No dia a dia do conturbado tráfego da cidade, porém, vai ser de pouca
eficácia para desafogar o pesado tráfego e estressante trânsito de
Belém.
Os mestres Nagib Charone (Planejamento Urbano) e Lúcio Flávio Pinto
(Jornalismo) foram alvo de insultos nas redes sociais apenas porque
ousaram estimular o debate em torno de soluções alternativas para o caos
urbano estabelecido, duvidando da eficácia do BRT como solução mágica,
nos moldes em que foi construído em Belém, com defasagem de no mínimo 20
anos.
O debate sobre outras alternativas e soluções para a cidade deveria ser
estimulado em audiências públicas promovidas pelo Ministério Público,
com a participação não só de especialistas, mas, também, dos usuários do
transporte coletivo como donas de casa, trabalhadores, lideranças
comunitárias entre outros segmentos da sociedade paraense.

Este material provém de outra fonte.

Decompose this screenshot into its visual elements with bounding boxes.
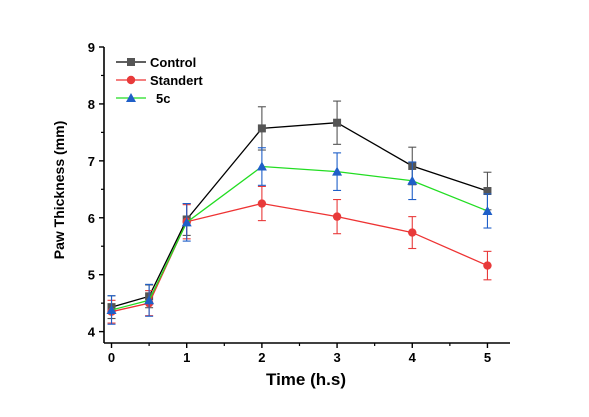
legend-item-standert: Standert: [116, 73, 203, 88]
y-tick-label: 4: [88, 325, 96, 340]
series-layer: [106, 100, 493, 325]
legend-label: 5c: [156, 91, 170, 106]
y-tick-label: 9: [88, 40, 95, 55]
data-point: [482, 205, 493, 215]
y-tick-label: 8: [88, 97, 95, 112]
y-axis-label: Paw Thickness (mm): [51, 121, 67, 260]
legend-item-5c: 5c: [116, 91, 170, 106]
series-standert: [107, 185, 492, 324]
series-5c: [106, 147, 493, 325]
data-point: [332, 166, 343, 176]
legend-marker: [126, 75, 136, 85]
data-point: [483, 261, 492, 270]
data-point: [256, 161, 267, 171]
data-point: [257, 124, 266, 133]
x-tick-label: 3: [333, 350, 340, 365]
legend-item-control: Control: [116, 55, 196, 70]
data-point: [257, 199, 267, 208]
x-tick-label: 0: [108, 350, 115, 365]
x-tick-label: 2: [258, 350, 265, 365]
legend-label: Control: [150, 55, 196, 70]
legend-label: Standert: [150, 73, 203, 88]
series-line: [111, 165, 488, 311]
series-line: [111, 122, 488, 308]
legend-marker: [126, 93, 136, 102]
x-tick-label: 5: [484, 350, 491, 365]
data-point: [408, 228, 417, 237]
axes: 4 5 6 7 8 9 0 1 2 3 4 5: [88, 40, 510, 365]
data-point: [333, 118, 342, 127]
legend: Control Standert 5c: [116, 55, 203, 106]
y-tick-label: 6: [88, 211, 95, 226]
data-point: [181, 217, 192, 227]
y-tick-label: 7: [88, 154, 95, 169]
data-point: [144, 295, 155, 305]
data-point: [483, 187, 492, 196]
x-axis-label: Time (h.s): [266, 370, 346, 389]
data-point: [332, 212, 342, 221]
legend-marker: [127, 58, 135, 66]
data-point: [106, 304, 117, 314]
y-tick-label: 5: [88, 268, 95, 283]
x-tick-label: 1: [183, 350, 190, 365]
data-point: [407, 175, 418, 185]
x-tick-label: 4: [409, 350, 417, 365]
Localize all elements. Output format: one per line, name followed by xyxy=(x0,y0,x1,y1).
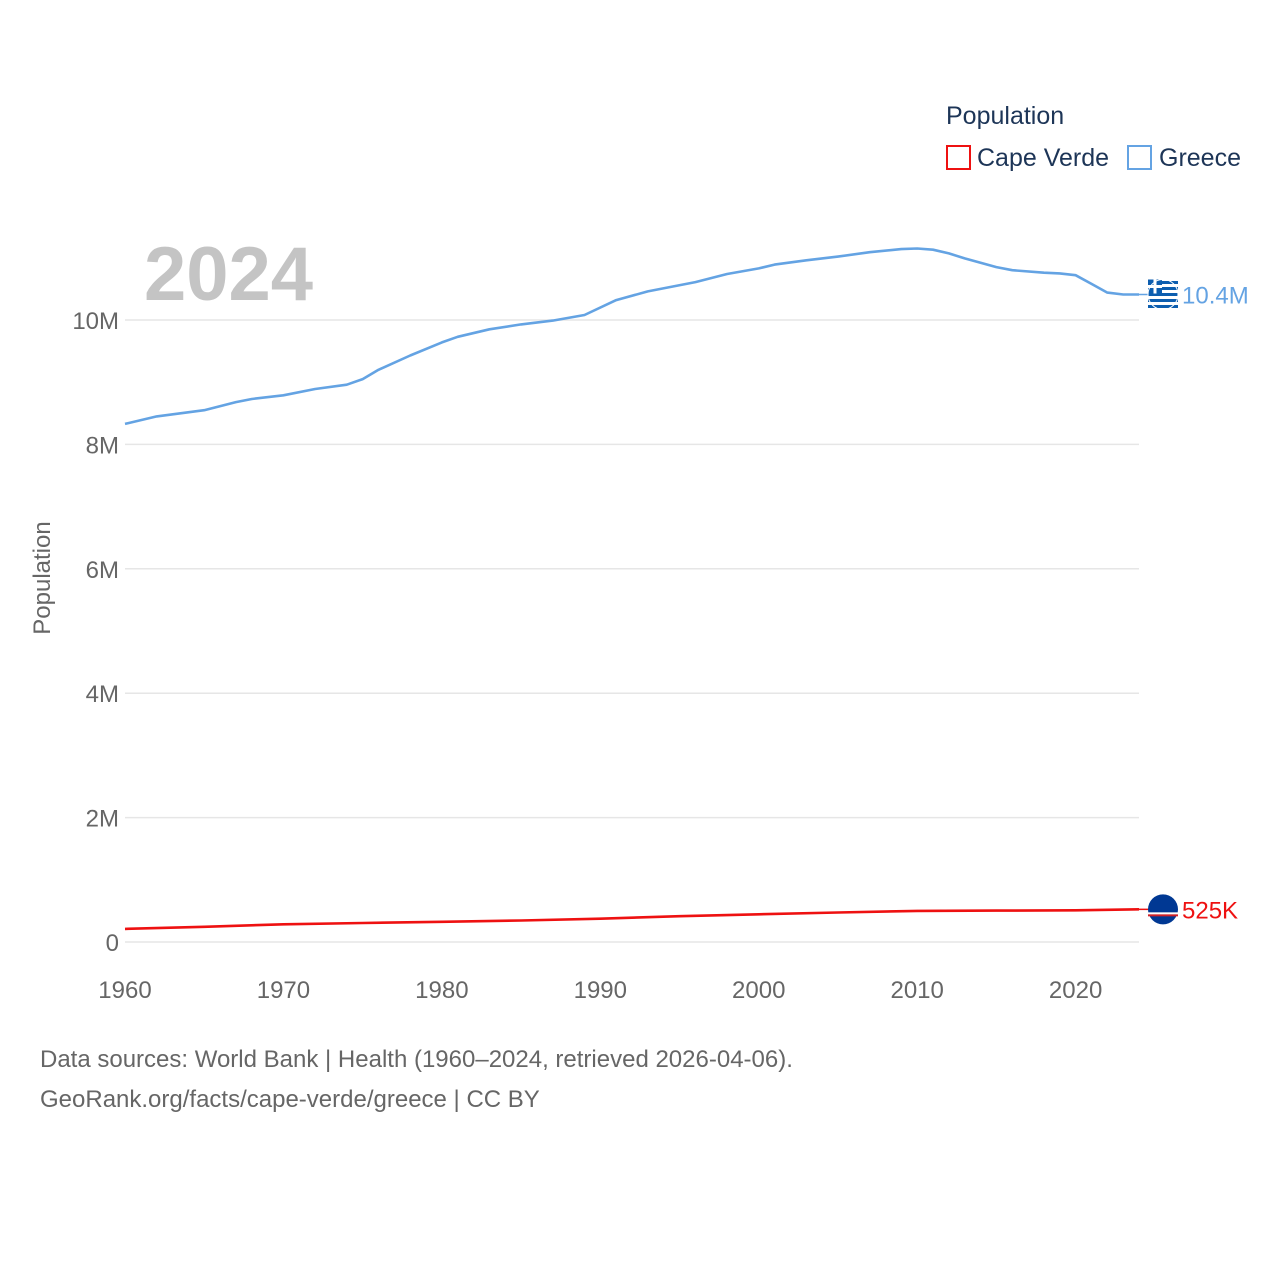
series-lines xyxy=(124,247,1140,931)
series-line-cape-verde xyxy=(124,908,1140,931)
flag-stripe xyxy=(1148,292,1178,296)
current-year-label: 2024 xyxy=(144,232,313,317)
flag-stripe xyxy=(1148,298,1178,302)
y-axis-ticks: 0 2M 4M 6M 8M 10M xyxy=(72,308,119,957)
y-axis-label: Population xyxy=(29,521,56,634)
x-tick-label: 1960 xyxy=(98,977,151,1004)
legend-label-greece: Greece xyxy=(1159,144,1241,172)
flag-stripe xyxy=(1148,304,1178,308)
x-tick-label: 2000 xyxy=(732,977,785,1004)
y-tick-label: 2M xyxy=(86,806,119,833)
gridlines xyxy=(125,319,1139,943)
cape-verde-flag-icon xyxy=(1148,894,1178,925)
end-value-label-cape-verde: 525K xyxy=(1182,897,1238,924)
x-tick-label: 1980 xyxy=(415,977,468,1004)
x-tick-label: 2010 xyxy=(890,977,943,1004)
flag-rim xyxy=(1147,278,1179,310)
flag-cross-v xyxy=(1153,279,1157,294)
y-tick-label: 8M xyxy=(86,432,119,459)
data-sources-text: Data sources: World Bank | Health (1960–… xyxy=(40,1046,793,1073)
flag-stripe xyxy=(1148,280,1178,284)
flag-stripe-red xyxy=(1148,914,1178,917)
flag-base xyxy=(1148,894,1178,925)
legend-item-cape-verde[interactable]: Cape Verde xyxy=(946,144,1109,172)
y-tick-label: 4M xyxy=(86,681,119,708)
flag-stripe xyxy=(1148,286,1178,290)
end-markers: 525K 10.4M xyxy=(1139,278,1249,925)
legend-swatch-cape-verde xyxy=(946,145,971,170)
series-line-greece xyxy=(124,247,1139,426)
legend: Population Cape Verde Greece xyxy=(946,102,1241,172)
legend-item-greece[interactable]: Greece xyxy=(1127,144,1241,172)
legend-swatch-greece xyxy=(1127,145,1152,170)
attribution-link[interactable]: GeoRank.org/facts/cape-verde/greece | CC… xyxy=(40,1086,540,1113)
y-tick-label: 6M xyxy=(86,557,119,584)
legend-label-cape-verde: Cape Verde xyxy=(977,144,1109,172)
legend-title: Population xyxy=(946,102,1064,130)
flag-stripe-white xyxy=(1148,912,1178,916)
end-value-label-greece: 10.4M xyxy=(1182,282,1249,309)
x-tick-label: 1990 xyxy=(574,977,627,1004)
footer: Data sources: World Bank | Health (1960–… xyxy=(40,1040,793,1120)
greece-flag-icon xyxy=(1147,278,1179,310)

Sem a integração entre modais de transporte, implantação da linha
fluvial urbana interligando a capital a Mosqueiro/Outeiro/Icoaraci e
ilhas , com terminais hidroviários e bilhete único, caminharemos para o
caos urbano total. As vias de uma cidade são como as veias do corpo
humano: quando elas entopem todo o organismo entra em colapso. É o caso
de Belém.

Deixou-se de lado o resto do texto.